When it came to "collateral damage," there was no need to count because there was nothing to tote up or, at worst, such civilian casualties were "in the single digits." That this was balderdash, that often when those drones unleashed their Hellfire missiles they were unsure who exactly was being targeted, that civilians were dying in relatively countable numbers -- and that others were indeed counting them -- mattered little, at least in this country until recently. Drone war was, after all, innovative and, as presented by two administrations, quite miraculous. In 2009, CIA Director Leon Panetta called it "the only game in town" when it came to al-Qaeda. And what a game it was. It needed no math, no metrics. As the Vietnam War had proved, counting was for losers -- other than the usual media reports that so many "militants" had died in a strike or that some al-Qaeda "lieutenant" or "leader" had gone down for the count.

That era ended on April 23rd when President Obama entered the White House briefing room and apologized for the deaths of American aid worker Warren Weinstein and Italian aid worker Giovanni Lo Porto, two Western hostages of al-Qaeda. They had, the president confessed, been obliterated in a strike against a terrorist compound in Pakistan, though in his comments he managed not to mention the word "drone," describing what happened vaguely as a "U.S. counterterrorism operation." In other words, it turned out that the administration was capable of counting -- at least to two.

And that brings us to the other meaning of "Who counts?" If you are an innocent American or Western civilian and a drone takes you out, you count. If you are an innocent Pakistani, Afghan, or Yemeni, you don't. You didn't count before the drone killed you and you don't count as a corpse either. For you, no one apologizes, no one pays your relatives compensation for your unjust death, no one even acknowledges that you existed. This is modern American drone reality and the question of who counts and whom, if anyone, to count is part of the contested legacy of Washington's never-ending war on terror.

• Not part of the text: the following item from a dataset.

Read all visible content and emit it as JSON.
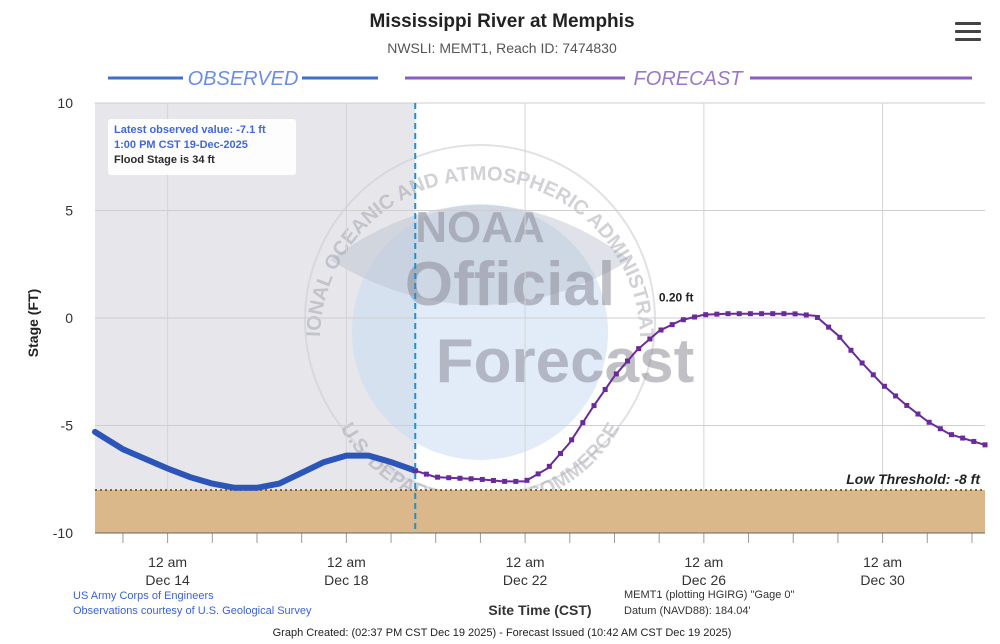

A Brief History of the Body Count

Once upon a time, of course, enemy deaths were a badge of honor in war, but the American "body count," which would become infamous in the Vietnam era, had always been a product of frustration, not pride. It originated in the early 1950s, in the "meat-grinder" days of the Korean War, after the fighting had bogged down in a grim stalemate and signs of victory were hard to come by. It reappeared relatively early in the Vietnam War years as American officials began searching for "metrics" that would somehow express victory in a country where taking territory in the traditional fashion meant little. As time went on, the brutality of that war increased, and the promised "light at the end of the tunnel" glowed ever more dimly, the metrics of victory only grew, and the pressure to produce that body count, which could be announced daily by U.S. press spokesmen to increasingly dubious journalists in Saigon did, too. Soon enough, those reporters began referring to the daily announcements of those figures as the "Five O'Clock Follies."

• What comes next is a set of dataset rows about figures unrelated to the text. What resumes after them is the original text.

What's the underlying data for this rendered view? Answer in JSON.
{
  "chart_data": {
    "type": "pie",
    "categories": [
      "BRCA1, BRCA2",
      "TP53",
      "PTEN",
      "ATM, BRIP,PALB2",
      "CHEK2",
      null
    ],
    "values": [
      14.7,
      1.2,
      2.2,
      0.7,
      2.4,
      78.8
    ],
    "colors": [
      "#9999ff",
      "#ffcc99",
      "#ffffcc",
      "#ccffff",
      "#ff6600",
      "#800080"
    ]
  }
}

On the ground, the pressure within the military to produce impressive body counts for those "Follies" resulted in what GIs called the "Mere Gook Rule." ("If it's dead and it's Vietnamese, it's VC [Viet Cong].") And soon enough anything counted as a body. As William Calley, Jr., of My Lai massacre fame, testified, "At that time, everything went into a body count -- VC, buffalo, pigs, cows. Something we did, you put it on your body count, sir... As long as it was high, that was all they wanted."

When, however, victory proved illusory, that body count came to appear to ever more Americans on the home front like grim slaughter and a metric from hell. As a sign of success, increasingly detached from reality yet producing reality, it became a death-dealing Catch-22. As those bodies piled up and in the terminology of the times a "credibility gap" yawned between the metrics and reality, the body count became a symbol not just of a war of frustration, but of defeat itself. It came, especially after the news of the My Lai massacre finally broke in the U.S., to look both false and barbaric. Whose bodies were those anyway?